Братья не смогли далеко убежать. Их вернули к растерзанным телам родителей и сестер. Разъяренная толпа, состоящая из испуганных обывателей, непонимающих причину столь неожиданного, ужасающего поведения юношей, забросала их камнями, не дожидаясь судебного разбирательства, чтобы по обычаю сложить свою одежду к ногам обвинителя, а потом уже вершить суровый приговор суда.

Так Эстер за один вечер лишилась семьи и стала сиротой. Многодетный сосед горшечник Шегараим приютил её на ночь среди четырех дочерей, которые были рады помочь подружке, уложили в середину своего ложа, успокаивали. Но утром, когда в доме все поднялись и принялись за неотложные дела, девочку, несмотря на усиленные старания, почему-то не смогли разбудить. На первое время отступились, посчитав, что от случившейся беды не смогла выспаться.

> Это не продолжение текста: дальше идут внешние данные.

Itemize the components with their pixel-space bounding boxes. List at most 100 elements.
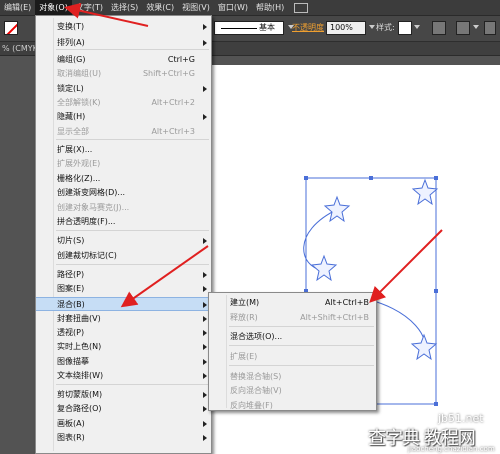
menu-item-label: 创建裁切标记(C) xyxy=(57,251,117,260)
fill-none-swatch[interactable] xyxy=(4,21,18,35)
watermark: jb51.net 查字典 教程网 jiaocheng.chazidian.com xyxy=(368,412,500,454)
object-menu-item[interactable]: 复合路径(O) xyxy=(36,402,211,416)
menu-item-label: 栅格化(Z)... xyxy=(57,174,101,183)
blend-submenu-item[interactable]: 建立(M) Alt+Ctrl+B xyxy=(209,296,376,310)
object-menu-item[interactable]: 全部解锁(K) Alt+Ctrl+2 xyxy=(36,96,211,110)
object-menu-item[interactable]: 切片(S) xyxy=(36,234,211,248)
menu-item-label: 文本绕排(W) xyxy=(57,371,104,380)
object-menu-item[interactable]: 剪切蒙版(M) xyxy=(36,388,211,402)
submenu-arrow-icon xyxy=(203,421,207,427)
menu-separator xyxy=(229,365,374,366)
object-menu-item[interactable]: 编组(G) Ctrl+G xyxy=(36,53,211,67)
submenu-arrow-icon xyxy=(203,392,207,398)
menu-item-shortcut: Alt+Ctrl+2 xyxy=(151,98,195,107)
object-menu-item[interactable]: 锁定(L) xyxy=(36,82,211,96)
stroke-style-dropdown[interactable]: 基本 xyxy=(214,21,284,35)
submenu-arrow-icon xyxy=(203,435,207,441)
transform-icon[interactable] xyxy=(484,21,496,35)
menu-item-label: 混合(B) xyxy=(57,300,85,309)
opacity-input[interactable]: 100% xyxy=(326,21,366,35)
object-menu-item[interactable]: 扩展(X)... xyxy=(36,143,211,157)
menu-item-label: 全部解锁(K) xyxy=(57,98,101,107)
menu-item-label: 编组(G) xyxy=(57,55,86,64)
chevron-right-icon[interactable] xyxy=(369,25,375,29)
menu-separator xyxy=(229,326,374,327)
workspace-icon[interactable] xyxy=(294,2,309,13)
submenu-arrow-icon xyxy=(203,302,207,308)
menu-separator xyxy=(56,49,209,50)
blend-submenu-item[interactable]: 混合选项(O)... xyxy=(209,330,376,344)
style-label: 样式: xyxy=(376,23,395,32)
menu-item-label: 隐藏(H) xyxy=(57,112,86,121)
chevron-down-icon[interactable] xyxy=(414,25,420,29)
object-menu-item[interactable]: 创建渐变网格(D)... xyxy=(36,186,211,200)
object-menu-item[interactable]: 隐藏(H) xyxy=(36,110,211,124)
submenu-arrow-icon xyxy=(203,286,207,292)
menu-item-label: 复合路径(O) xyxy=(57,404,102,413)
menu-view[interactable]: 视图(V) xyxy=(178,0,214,16)
object-menu-item[interactable]: 扩展外观(E) xyxy=(36,157,211,171)
menu-separator xyxy=(56,264,209,265)
object-menu-item[interactable]: 图像描摹 xyxy=(36,355,211,369)
star-shape xyxy=(323,195,351,223)
menu-item-label: 扩展外观(E) xyxy=(57,159,101,168)
object-menu-item[interactable]: 实时上色(N) xyxy=(36,340,211,354)
menu-item-label: 创建渐变网格(D)... xyxy=(57,188,126,197)
object-menu-item[interactable]: 栅格化(Z)... xyxy=(36,172,211,186)
menu-item-shortcut: Alt+Ctrl+3 xyxy=(151,127,195,136)
menu-item-label: 反向堆叠(F) xyxy=(230,401,273,410)
object-menu-item[interactable]: 封套扭曲(V) xyxy=(36,312,211,326)
object-menu-item[interactable]: 文本绕排(W) xyxy=(36,369,211,383)
object-menu-item[interactable]: 变换(T) xyxy=(36,20,211,34)
menu-item-label: 建立(M) xyxy=(230,298,260,307)
menu-effect[interactable]: 效果(C) xyxy=(142,0,178,16)
menu-item-label: 显示全部 xyxy=(57,127,89,136)
menu-item-label: 拼合透明度(F)... xyxy=(57,217,116,226)
chevron-down-icon[interactable] xyxy=(473,25,479,29)
opacity-label[interactable]: 不透明度 xyxy=(292,21,324,35)
menu-edit[interactable]: 编辑(E) xyxy=(0,0,35,16)
submenu-arrow-icon xyxy=(203,406,207,412)
menu-item-label: 实时上色(N) xyxy=(57,342,102,351)
menu-help[interactable]: 帮助(H) xyxy=(252,0,288,16)
menu-item-label: 锁定(L) xyxy=(57,84,84,93)
object-menu-item[interactable]: 混合(B) xyxy=(36,297,211,311)
menu-separator xyxy=(56,230,209,231)
menu-separator xyxy=(56,139,209,140)
align-icon[interactable] xyxy=(456,21,470,35)
submenu-arrow-icon xyxy=(203,373,207,379)
recolor-icon[interactable] xyxy=(432,21,446,35)
menu-item-label: 图案(E) xyxy=(57,284,85,293)
object-menu-item[interactable]: 图案(E) xyxy=(36,282,211,296)
submenu-arrow-icon xyxy=(203,316,207,322)
menu-item-label: 混合选项(O)... xyxy=(230,332,283,341)
menu-type[interactable]: 文字(T) xyxy=(72,0,107,16)
menu-select[interactable]: 选择(S) xyxy=(107,0,142,16)
blend-submenu-item[interactable]: 反向堆叠(F) xyxy=(209,399,376,413)
object-menu-item[interactable]: 创建对象马赛克(J)... xyxy=(36,201,211,215)
object-menu-item[interactable]: 显示全部 Alt+Ctrl+3 xyxy=(36,125,211,139)
object-menu-item[interactable]: 取消编组(U) Shift+Ctrl+G xyxy=(36,67,211,81)
blend-submenu-item[interactable]: 反向混合轴(V) xyxy=(209,384,376,398)
menu-item-label: 封套扭曲(V) xyxy=(57,314,101,323)
object-menu: 变换(T) 排列(A) 编组(G) Ctrl+G 取消编组(U) Shift+Ctrl+G… xyxy=(35,15,212,454)
object-menu-item[interactable]: 拼合透明度(F)... xyxy=(36,215,211,229)
menu-item-label: 排列(A) xyxy=(57,38,85,47)
object-menu-item[interactable]: 排列(A) xyxy=(36,36,211,50)
menu-item-shortcut: Alt+Ctrl+B xyxy=(325,298,369,307)
object-menu-item[interactable]: 路径(P) xyxy=(36,268,211,282)
object-menu-item[interactable]: 创建裁切标记(C) xyxy=(36,249,211,263)
submenu-arrow-icon xyxy=(203,330,207,336)
blend-submenu-item[interactable]: 替换混合轴(S) xyxy=(209,370,376,384)
menu-object[interactable]: 对象(O) xyxy=(35,0,72,16)
object-menu-item[interactable]: 图表(R) xyxy=(36,431,211,445)
object-menu-item[interactable]: 透视(P) xyxy=(36,326,211,340)
menu-item-label: 变换(T) xyxy=(57,22,85,31)
blend-submenu-item[interactable]: 释放(R) Alt+Shift+Ctrl+B xyxy=(209,311,376,325)
menu-separator xyxy=(229,345,374,346)
blend-submenu-item[interactable]: 扩展(E) xyxy=(209,350,376,364)
blend-submenu: 建立(M) Alt+Ctrl+B 释放(R) Alt+Shift+Ctrl+B 混合选项… xyxy=(208,292,377,411)
object-menu-item[interactable]: 画板(A) xyxy=(36,417,211,431)
graphic-style-swatch[interactable] xyxy=(398,21,412,35)
menu-window[interactable]: 窗口(W) xyxy=(214,0,252,16)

Но и в последующие дни эти попытки оказались тщетными. Она необъяснимо крепко спала или же умерла, что было почти одно и тоже для соседей, которые приходили смотреть на девочку и советовать озабоченному Шегараиму, как и чем разбудить спящую. Теребили за руки и ноги, зажимали нос, громко кричали, били палками по медным котелкам, но всё было напрасно.

Вчера, сострадая несчастной, Зара рассказала ему об этом печальном происшествии, и Соломон с трудом подавил желание навестить девочку у горшечника, догадываясь, что там он будет бессилен, словно великий грешник перед божьим судом. Он не представлял, как вывести девочку из беспомощного состояния. Египетские манускрипты об этом умалчивали. И вот, её почему-то принесли во дворец, словно напоминая царю, что он не всё сделал для спасения, даже и не пытался.

— Родственников у девочки здесь нет, — виновато сказал Бехер. — Писец Геншель с семьей всего лишь четыре года назад пришел из Мицраима. Шегараим просит разрешения похоронить Эстер, потому что боится за своих детей, которые напуганы и могут последовать её примеру — заразятся невидимой порчей. Плохое так прилипчиво, и искать не нужно. Она мертва или спит?

— Это божественный сон, Бехер. Помнишь жену пастуха Ноа из-под Вифлеема, проспавшую двадцать лун после того, как песчаные разбойники украли у неё на виду двух дочерей, пока все мужчины были заняты в поле стрижкой овец? Здесь тот же случай. Сознание не выдерживает страшного происшествия и переносит страдающего в безмятежный мир снов. Ей там лучше, чем наяву среди людей, которые зачастую неоправданно жестоки. Но все спящие, если не удается разбудить в первые дни после пробуждения, вскоре умирают по непонятной причине.

Все молча и огорченно стояли над девочкой, почти ушедшей из этого мира, где она, спящая сутками, оказалась никому не нужной. К бодрствующей, обычно, интерес лишь практический, насколько в состоянии выполнять определенную работу, приказы?

Соломон сознавал, что если не затратит каких-то усилий и времени, то это прелестное создание, пробывшее в мире столь короткое время, уйдет из мира живых. Её отнесут на гору Сион под надзор сердобольных старух, а потом, когда убедятся в истинной смерти, тихо похоронят в безымянной могиле, о которой все быстро забудут.

Уж если о могилах своих родственников забываешь, то где взять памяти чтобы помнить о чужих? Соломон нашел взглядом Зару, которая стояла поодаль, за спинами жён царя, в группе прислуживающих рабынь, и она, догадавшись, протиснулась к нему через, казалось бы, монолитную толпу, грациозно обогнув широкоплечих телохранителей.

— Отнесите Эстер в мои покои. Прежде омойте в купальне и уложите на ложе. Может быть, это как-то поможет её разбудить. Попытайтесь напоить сладким вином. Позже подумаю, как её лечить. Если это вообще возможно.